Eigenschaft und Wirklichkeit


Wie immer es nun um das Bewußtsein eines Urzeitmenschen gestanden haben mag, ob er die allein wahrgenommenen einfachen und komplizierten Wirkungen der Dinge mehr als Eigenschaften oder mehr als Tätigkeiten empfand oder ob er gar mit der ältesten und kühnsten aller Hypothesen sogleich substantivische Ursachen dieser Wirkungen in die Außenwelt projizierte, wir müssen nach unserem Sprachbewußtsein adjektivisch auffassen, was uns die Sinne und deren Kombinationen von der Außenwelt erzählen.

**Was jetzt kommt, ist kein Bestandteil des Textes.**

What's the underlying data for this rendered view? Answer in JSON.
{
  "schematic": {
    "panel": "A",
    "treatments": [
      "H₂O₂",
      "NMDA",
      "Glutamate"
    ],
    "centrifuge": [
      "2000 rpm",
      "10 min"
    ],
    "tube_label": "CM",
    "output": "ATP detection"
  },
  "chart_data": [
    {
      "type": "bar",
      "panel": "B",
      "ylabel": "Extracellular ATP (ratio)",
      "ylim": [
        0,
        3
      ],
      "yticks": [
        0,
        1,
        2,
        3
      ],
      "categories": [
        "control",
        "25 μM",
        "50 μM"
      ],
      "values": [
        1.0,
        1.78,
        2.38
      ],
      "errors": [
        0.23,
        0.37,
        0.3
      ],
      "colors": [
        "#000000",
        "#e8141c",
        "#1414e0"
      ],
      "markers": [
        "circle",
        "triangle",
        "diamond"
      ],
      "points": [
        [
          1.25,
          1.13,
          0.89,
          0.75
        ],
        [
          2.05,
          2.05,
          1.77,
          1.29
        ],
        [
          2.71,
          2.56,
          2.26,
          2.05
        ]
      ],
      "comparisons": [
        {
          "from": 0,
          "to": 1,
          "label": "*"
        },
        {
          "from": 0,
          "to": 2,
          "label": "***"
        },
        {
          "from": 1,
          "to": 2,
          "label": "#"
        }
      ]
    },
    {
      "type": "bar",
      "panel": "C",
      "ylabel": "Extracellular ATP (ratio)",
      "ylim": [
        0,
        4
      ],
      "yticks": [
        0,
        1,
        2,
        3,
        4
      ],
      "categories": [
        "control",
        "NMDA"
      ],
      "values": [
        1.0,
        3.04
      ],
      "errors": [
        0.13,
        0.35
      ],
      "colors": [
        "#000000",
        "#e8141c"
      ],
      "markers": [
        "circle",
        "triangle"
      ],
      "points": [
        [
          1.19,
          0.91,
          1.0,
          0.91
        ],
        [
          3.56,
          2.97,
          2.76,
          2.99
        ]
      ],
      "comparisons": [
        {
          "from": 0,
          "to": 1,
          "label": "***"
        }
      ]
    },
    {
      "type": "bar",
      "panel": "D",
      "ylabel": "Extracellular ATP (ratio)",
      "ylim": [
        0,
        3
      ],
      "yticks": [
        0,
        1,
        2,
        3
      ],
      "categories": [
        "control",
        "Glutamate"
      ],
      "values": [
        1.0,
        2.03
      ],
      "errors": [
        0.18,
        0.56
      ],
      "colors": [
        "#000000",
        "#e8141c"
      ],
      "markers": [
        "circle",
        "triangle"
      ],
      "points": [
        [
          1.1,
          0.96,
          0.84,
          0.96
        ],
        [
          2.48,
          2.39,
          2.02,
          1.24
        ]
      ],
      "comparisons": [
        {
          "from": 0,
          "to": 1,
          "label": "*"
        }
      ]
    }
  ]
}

Von diesem Apfel in meiner Hand weiß ich, dass er glatt, süß, rot, schwer ist, dass er gelegentlich beim Fallen auf die Erde hörbar wird und dass er mir angenehm ist. Was er abgesehen von diesen Adjektiven noch weiter sein mag (alles was wir von ihm als Chemiker, als Botaniker usw. wissen, ließe sich ebenso in Adjektiven ausdrücken), das ist eine metaphysische Frage. Für uns ist er eine Gruppe von Adjektiven, aus denen sich seine Körperlichkeit aufbaut; was der Apfel an sich ist, das wissen wir nicht.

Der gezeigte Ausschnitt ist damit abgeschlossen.